In total, your domain name is www.x.xyz, with “x” being the custom name you choose and “xyz” representing the top-level domain you select. So, for the nonprofit YWCA, for instance, “x” would be YWCA and “xyz” would be .org for a final domain name of https://www.ywca.org. Local YWCA organizations choose a local variation of this. For example, the Minneapolis YWCA can be found at https://www.ywcampls.org/.
Choosing a Domain
If you haven’t yet named your nonprofit, you’ll likely want to make sure it’s available before you pick a name. You can do this through a variety of sites, including Instant Domain Search and Name.com. If you have an organization named Reading Rockets that helps youths learn to read, for instance, you may find that ReadingRockets.org is taken and choose a variation of that. Or you could add a qualifier to that, such as ReadingRocketsforKids.org or ReadingRocketsTopeka.org, if your organization is specific to the city of Topeka.
But if you’ve already registered a name, don’t worry. There are plenty of top-level domains now that you don’t have to be stuck with .com or .org. You can view the full list here—however, be aware your supporters may try your name plus .com or .org first, so a variation of your name, such as ReadingRocketsforKids.org, might be preferable to something like ReadingRockets.free.
Finalizing Your Name
Once you’ve found the perfect name, you’ll need to register it. There are numerous sites that sell domain names. Domain registrations are typically only good for one or two years. You can also choose automatic renewal and you’ll likely get a reminder before expiration.

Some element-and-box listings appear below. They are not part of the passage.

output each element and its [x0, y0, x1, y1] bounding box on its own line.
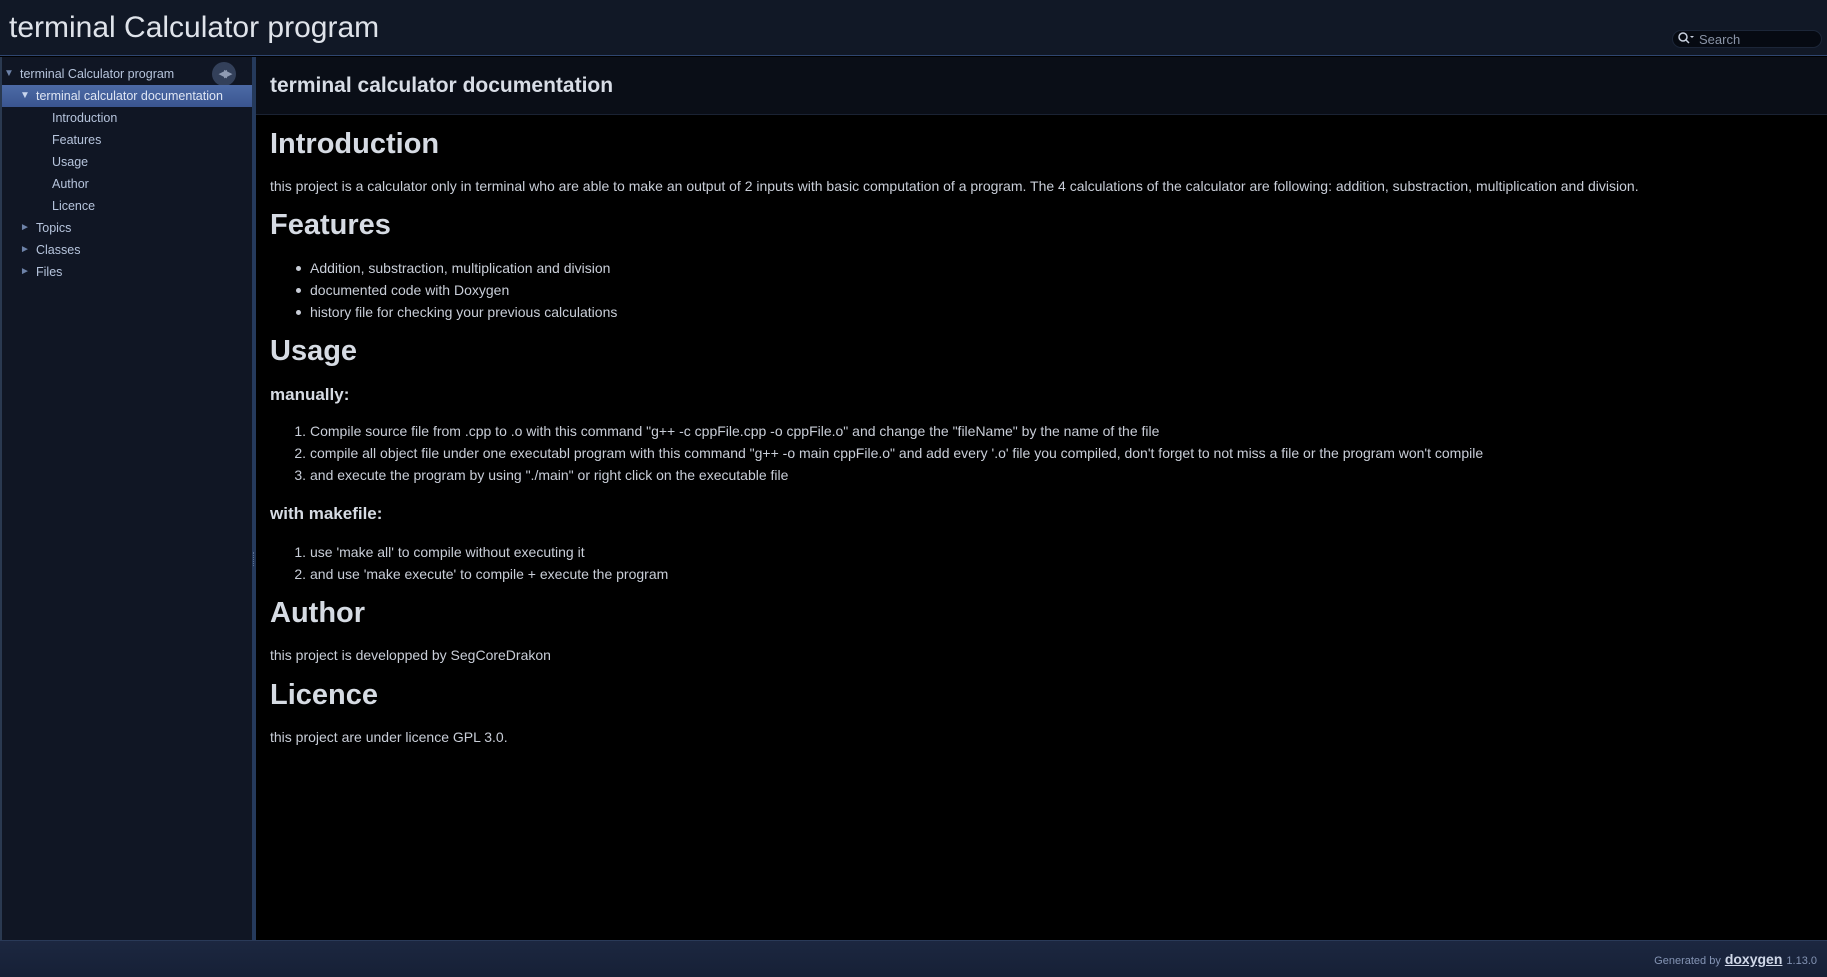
doc-content: terminal calculator documentation Introd…	[256, 57, 1827, 940]
heading-features: Features	[270, 209, 391, 241]
nav-item-label[interactable]: Licence	[52, 195, 95, 217]
nav-item-files[interactable]: ► Files	[2, 261, 252, 283]
author-text: this project is developped by SegCoreDra…	[270, 647, 551, 663]
list-item: 2. and use 'make execute' to compile + e…	[294, 566, 669, 582]
nav-item-introduction[interactable]: Introduction	[2, 107, 252, 129]
footer-bar: Generated by doxygen 1.13.0	[0, 940, 1827, 977]
sync-toggle-button[interactable]: ◀▶	[212, 62, 236, 86]
generated-by-text: Generated by	[1654, 955, 1721, 967]
nav-item-licence[interactable]: Licence	[2, 195, 252, 217]
expand-arrow-icon[interactable]: ▼	[20, 85, 30, 107]
heading-licence: Licence	[270, 679, 378, 711]
list-number: 1.	[294, 544, 306, 560]
nav-item-label[interactable]: Features	[52, 129, 101, 151]
nav-item-label[interactable]: Topics	[36, 217, 71, 239]
side-nav-tree: ▼ terminal Calculator program ◀▶ ▼ termi…	[0, 57, 252, 940]
list-item: 2. compile all object file under one exe…	[294, 445, 1484, 461]
introduction-text: this project is a calculator only in ter…	[270, 178, 1639, 194]
heading-manually: manually:	[270, 385, 350, 404]
nav-item-label[interactable]: Classes	[36, 239, 80, 261]
list-item-text: use 'make all' to compile without execut…	[310, 544, 585, 560]
nav-item-features[interactable]: Features	[2, 129, 252, 151]
list-item-text: and execute the program by using "./main…	[310, 467, 789, 483]
version-text: 1.13.0	[1786, 955, 1817, 967]
page-header: terminal calculator documentation	[256, 57, 1827, 115]
list-item-text: Compile source file from .cpp to .o with…	[310, 423, 1160, 439]
search-input[interactable]	[1699, 31, 1809, 47]
licence-text: this project are under licence GPL 3.0.	[270, 729, 508, 745]
expand-arrow-icon[interactable]: ►	[20, 261, 30, 283]
expand-arrow-icon[interactable]: ►	[20, 239, 30, 261]
nav-item-usage[interactable]: Usage	[2, 151, 252, 173]
list-item: 3. and execute the program by using "./m…	[294, 467, 789, 483]
list-item: 1. Compile source file from .cpp to .o w…	[294, 423, 1160, 439]
list-number: 3.	[294, 467, 306, 483]
nav-item-author[interactable]: Author	[2, 173, 252, 195]
list-item-text: history file for checking your previous …	[310, 304, 618, 320]
heading-usage: Usage	[270, 335, 358, 367]
sync-arrows-icon: ◀▶	[218, 68, 233, 80]
list-number: 2.	[294, 445, 306, 461]
search-icon[interactable]	[1677, 31, 1699, 47]
expand-arrow-icon[interactable]: ▼	[4, 63, 14, 85]
search-box[interactable]	[1672, 30, 1822, 48]
nav-item-topics[interactable]: ► Topics	[2, 217, 252, 239]
nav-item-label[interactable]: terminal Calculator program	[20, 63, 174, 85]
list-item-text: Addition, substraction, multiplication a…	[310, 260, 611, 276]
nav-item-documentation[interactable]: ▼ terminal calculator documentation	[2, 85, 252, 107]
expand-arrow-icon[interactable]: ►	[20, 217, 30, 239]
list-item: 1. use 'make all' to compile without exe…	[294, 544, 585, 560]
page-title: terminal calculator documentation	[270, 74, 614, 97]
heading-with-makefile: with makefile:	[270, 504, 383, 523]
list-item-text: documented code with Doxygen	[310, 282, 510, 298]
bullet-icon	[296, 288, 301, 293]
bullet-icon	[296, 310, 301, 315]
list-item-text: compile all object file under one execut…	[310, 445, 1484, 461]
title-area: terminal Calculator program	[0, 0, 1827, 56]
nav-item-label[interactable]: Usage	[52, 151, 88, 173]
heading-introduction: Introduction	[270, 128, 440, 160]
list-item: documented code with Doxygen	[296, 282, 510, 298]
nav-item-label[interactable]: terminal calculator documentation	[36, 85, 223, 107]
list-item-text: and use 'make execute' to compile + exec…	[310, 566, 669, 582]
nav-item-label[interactable]: Author	[52, 173, 89, 195]
project-name: terminal Calculator program	[9, 11, 380, 44]
doxygen-logo-link[interactable]: doxygen	[1725, 951, 1783, 967]
nav-item-label[interactable]: Files	[36, 261, 62, 283]
list-number: 2.	[294, 566, 306, 582]
list-number: 1.	[294, 423, 306, 439]
footer-credit: Generated by doxygen 1.13.0	[1654, 951, 1817, 967]
nav-item-label[interactable]: Introduction	[52, 107, 117, 129]
bullet-icon	[296, 266, 301, 271]
nav-item-classes[interactable]: ► Classes	[2, 239, 252, 261]
heading-author: Author	[270, 597, 366, 629]
list-item: history file for checking your previous …	[296, 304, 618, 320]
list-item: Addition, substraction, multiplication a…	[296, 260, 611, 276]
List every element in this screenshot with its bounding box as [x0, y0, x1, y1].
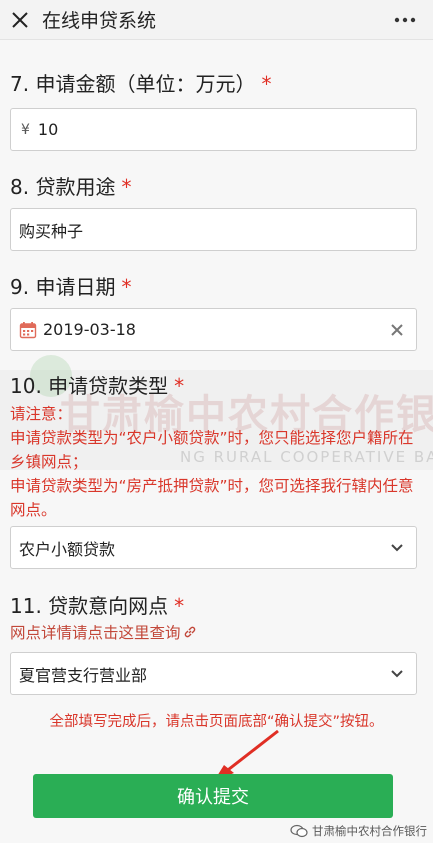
branch-select[interactable]: 夏官营支行营业部 [10, 652, 417, 695]
wechat-icon [290, 824, 308, 838]
q8-label: 8. 贷款用途 [10, 175, 116, 199]
required-mark: * [121, 175, 132, 199]
close-icon [12, 11, 28, 28]
chevron-down-icon [391, 544, 403, 552]
signature-text: 甘肃榆中农村合作银行 [312, 824, 427, 838]
required-mark: * [174, 374, 185, 398]
calendar-icon [19, 321, 37, 338]
clear-icon [391, 324, 403, 336]
note-line: 申请贷款类型为“房产抵押贷款”时，您可选择我行辖内任意网点。 [10, 477, 414, 519]
branch-query-label: 网点详情请点击这里查询 [10, 624, 181, 642]
amount-value: 10 [37, 120, 59, 139]
more-button[interactable] [391, 6, 419, 34]
q11-label: 11. 贷款意向网点 [10, 594, 169, 618]
wechat-signature: 甘肃榆中农村合作银行 [290, 823, 427, 839]
loan-type-note: 请注意： 申请贷款类型为“农户小额贷款”时，您只能选择您户籍所在乡镇网点； 申请… [10, 402, 420, 522]
branch-value: 夏官营支行营业部 [19, 665, 148, 685]
submit-button[interactable]: 确认提交 [33, 774, 393, 818]
q10-title: 10. 申请贷款类型 * [10, 370, 184, 399]
date-input[interactable]: 2019-03-18 [10, 308, 417, 351]
note-line: 申请贷款类型为“农户小额贷款”时，您只能选择您户籍所在乡镇网点； [10, 429, 414, 471]
chevron-down-icon [391, 670, 403, 678]
required-mark: * [121, 275, 132, 299]
branch-query-link[interactable]: 网点详情请点击这里查询 [10, 621, 197, 643]
close-button[interactable] [0, 0, 40, 40]
q7-title: 7. 申请金额（单位：万元） * [10, 68, 271, 97]
clear-date-button[interactable] [388, 321, 406, 339]
page-title: 在线申贷系统 [42, 10, 157, 32]
date-value: 2019-03-18 [43, 320, 136, 339]
more-icon [394, 17, 416, 23]
title-bar: 在线申贷系统 [0, 0, 433, 40]
loan-type-select[interactable]: 农户小额贷款 [10, 526, 417, 569]
q7-label: 7. 申请金额（单位：万元） [10, 72, 256, 96]
link-icon [184, 626, 195, 638]
purpose-value: 购买种子 [19, 221, 84, 241]
amount-input[interactable]: ¥ 10 [10, 108, 417, 151]
q8-title: 8. 贷款用途 * [10, 171, 131, 200]
q9-label: 9. 申请日期 [10, 275, 116, 299]
required-mark: * [174, 594, 185, 618]
dropdown-arrow [388, 539, 406, 557]
loan-type-value: 农户小额贷款 [19, 539, 116, 559]
note-line: 请注意： [10, 405, 73, 423]
q11-title: 11. 贷款意向网点 * [10, 590, 184, 619]
dropdown-arrow [388, 665, 406, 683]
q9-title: 9. 申请日期 * [10, 271, 131, 300]
purpose-input[interactable]: 购买种子 [10, 208, 417, 251]
yuan-prefix: ¥ [21, 121, 30, 138]
required-mark: * [261, 72, 272, 96]
q10-label: 10. 申请贷款类型 [10, 374, 169, 398]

After you’ve attached your domain name to your website, you’ll then be ready to start promoting. Make sure you have your domain name on every traditional piece of marketing collateral you print, including business cards, letterhead, and brochures. You should also set up a blog linked to your domain to make sure you’re regularly posting fresh content that will help you rank prominently in search results.
A good domain name is essential to success in nonprofit marketing. Make sure you choose one that’s memorable and work hard to get the word out. You’ll find you naturally get visitors once your well-chosen domain name combines with your other marketing efforts.